How Attracting Customers Made Me A Better Salesperson

Note the words that are emphasized in the paragraphs that follow.

I once had a friend from Colombia who wanted to sell coffee from his country in the Washington, D.C., area but didn’t know how to get into the market.

Finally, he succeeded on the basis of service and distribution.

He began importing coffee from Colombia and freestanding espresso machines from Italy, placed the machines in high-traffic locations, and stocked them with his Colombian coffee.

 More recently, I worked with an organization in Brazil that wanted to sell frozen açaí pulp in the United States.

Açaí is a “superfood” berry grown mainly in the Amazon region of Brazil and is very high in antioxidants.

About the time I started working with this product, early in 1996, some firms that marketed açaí products managed to have articles published in magazines, and one company arranged to have it featured on The Oprah Winfrey Show.

After that publicity, sales shot up and buyers were actually competing for the frozen pulp.

Goldman Jewelry, a company based in Israel, exports jewelry from the United States to numerous other countries.

The company’s secret is to make the product available everywhere by putting it on an online auction site.

Because Goldman’s overhead is low and its methods of promotion (eBay) and distribution (basically mail) are economical, it can offer lower prices than most of its competitors.

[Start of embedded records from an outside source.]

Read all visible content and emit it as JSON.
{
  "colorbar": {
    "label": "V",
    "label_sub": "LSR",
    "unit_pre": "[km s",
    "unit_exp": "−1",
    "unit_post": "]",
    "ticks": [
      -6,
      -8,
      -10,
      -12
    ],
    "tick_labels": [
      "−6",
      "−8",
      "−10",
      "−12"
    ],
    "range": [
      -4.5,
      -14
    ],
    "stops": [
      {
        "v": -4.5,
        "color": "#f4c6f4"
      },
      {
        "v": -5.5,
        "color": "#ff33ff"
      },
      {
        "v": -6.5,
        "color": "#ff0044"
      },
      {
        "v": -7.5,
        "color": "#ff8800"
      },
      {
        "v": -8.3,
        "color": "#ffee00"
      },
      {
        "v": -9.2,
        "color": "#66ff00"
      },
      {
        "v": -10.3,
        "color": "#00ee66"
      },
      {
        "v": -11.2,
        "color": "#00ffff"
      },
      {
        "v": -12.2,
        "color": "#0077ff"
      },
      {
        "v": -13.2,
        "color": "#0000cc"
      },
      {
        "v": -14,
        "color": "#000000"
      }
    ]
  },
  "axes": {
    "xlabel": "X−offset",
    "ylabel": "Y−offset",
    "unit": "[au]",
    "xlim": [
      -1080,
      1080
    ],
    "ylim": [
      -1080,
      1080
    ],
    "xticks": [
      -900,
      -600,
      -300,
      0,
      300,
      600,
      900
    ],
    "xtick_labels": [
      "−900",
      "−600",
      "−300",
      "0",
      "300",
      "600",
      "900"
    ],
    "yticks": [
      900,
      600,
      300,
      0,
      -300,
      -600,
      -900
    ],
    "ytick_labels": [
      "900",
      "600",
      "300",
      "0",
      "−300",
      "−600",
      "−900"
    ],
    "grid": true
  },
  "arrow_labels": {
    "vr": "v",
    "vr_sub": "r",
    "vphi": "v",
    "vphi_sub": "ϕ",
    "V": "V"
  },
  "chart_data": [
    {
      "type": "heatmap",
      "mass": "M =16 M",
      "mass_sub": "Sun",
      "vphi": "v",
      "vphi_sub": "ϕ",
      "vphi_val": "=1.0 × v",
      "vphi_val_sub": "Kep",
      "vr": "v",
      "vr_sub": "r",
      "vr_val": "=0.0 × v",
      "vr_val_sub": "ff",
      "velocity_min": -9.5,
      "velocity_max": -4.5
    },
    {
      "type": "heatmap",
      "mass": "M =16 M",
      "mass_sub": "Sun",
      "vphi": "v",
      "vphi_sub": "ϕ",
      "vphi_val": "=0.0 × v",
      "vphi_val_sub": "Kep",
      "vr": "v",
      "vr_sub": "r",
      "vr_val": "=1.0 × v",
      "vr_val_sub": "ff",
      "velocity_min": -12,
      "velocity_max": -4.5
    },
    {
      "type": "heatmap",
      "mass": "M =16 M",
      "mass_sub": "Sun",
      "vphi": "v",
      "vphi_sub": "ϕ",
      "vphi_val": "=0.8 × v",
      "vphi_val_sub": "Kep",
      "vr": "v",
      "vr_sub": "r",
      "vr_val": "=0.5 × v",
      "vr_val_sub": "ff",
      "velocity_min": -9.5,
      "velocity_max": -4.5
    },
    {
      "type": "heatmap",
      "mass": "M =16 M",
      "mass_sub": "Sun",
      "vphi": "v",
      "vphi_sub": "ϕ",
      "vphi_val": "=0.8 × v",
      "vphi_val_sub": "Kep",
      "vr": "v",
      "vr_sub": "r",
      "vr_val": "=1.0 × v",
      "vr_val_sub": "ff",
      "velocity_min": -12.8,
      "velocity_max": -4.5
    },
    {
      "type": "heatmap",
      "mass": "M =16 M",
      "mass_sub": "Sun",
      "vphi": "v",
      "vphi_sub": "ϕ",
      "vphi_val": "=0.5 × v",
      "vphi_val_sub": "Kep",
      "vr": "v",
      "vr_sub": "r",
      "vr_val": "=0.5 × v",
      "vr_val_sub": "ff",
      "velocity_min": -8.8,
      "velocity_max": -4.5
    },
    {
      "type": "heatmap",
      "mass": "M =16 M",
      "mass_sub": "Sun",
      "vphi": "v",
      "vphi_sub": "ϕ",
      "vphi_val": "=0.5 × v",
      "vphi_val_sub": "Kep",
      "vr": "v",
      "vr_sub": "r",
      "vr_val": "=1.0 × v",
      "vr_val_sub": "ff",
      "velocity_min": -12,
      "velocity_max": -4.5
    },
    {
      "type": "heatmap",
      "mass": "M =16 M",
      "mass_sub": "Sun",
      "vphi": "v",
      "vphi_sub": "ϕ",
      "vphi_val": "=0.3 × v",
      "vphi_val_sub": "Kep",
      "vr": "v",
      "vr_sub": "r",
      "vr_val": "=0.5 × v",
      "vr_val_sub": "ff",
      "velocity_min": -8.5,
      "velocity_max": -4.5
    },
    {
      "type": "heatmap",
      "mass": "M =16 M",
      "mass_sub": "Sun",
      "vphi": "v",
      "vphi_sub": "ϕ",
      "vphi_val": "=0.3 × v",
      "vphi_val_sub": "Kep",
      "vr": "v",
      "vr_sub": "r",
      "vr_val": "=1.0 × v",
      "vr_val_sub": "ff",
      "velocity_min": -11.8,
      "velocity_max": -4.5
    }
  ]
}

It nearly always helps to have the lowest prices, although this is hard for independent exporters to do

After the events of September 11, 2001, the demand for security equipment began expanding worldwide. A U.S. Department of Commerce study identified 44 ports, 47 airports, and other facilities that needed this kind of equipment just in the country of Spain.

Large and small exporters began vying for the business, and several were successful because they had products that were urgently in demand. Of course, pricing was important but not nearly so much as having products that would do the job well.

At this point I should say a word about bribery, which is an all-too-common way of influencing buyers of products and services.

It is so pervasive in many countries that the U.S. government has listed it as a barrier to trade.

I suggest avoiding this kind of activity, even if you lose the business.

First, you may be in violation of U.S. law, depending on whom you bribe and how you do it.

There is more information about antibribery legislation in the section on export regulations.

Second, if you are a beginner, you won’t know how to play the game and will probably make mistakes.

Anyone can ask you for money or favors and say that he or she can arrange for your offer to be accepted, but not everyone has the power or influence to make good on such a promise.

I suspect there are people who make their living by offering to arrange sales in return for money or other compensation and then simply say that such and such happened and they couldn’t get it done.

Third, if you pay a bribe and make a sale, you will find it very hard to avoid making similar payments on future sales to the same customer.

Once you start to give something, it’s hard to stoping it.

Of course, it is common in most businesses to pay commissions on sales.

Unlike a bribe, a commission is usually on top of (not under) the table.

Everyone knows it is being paid and accepts it as a legal and ethical cost of doing business.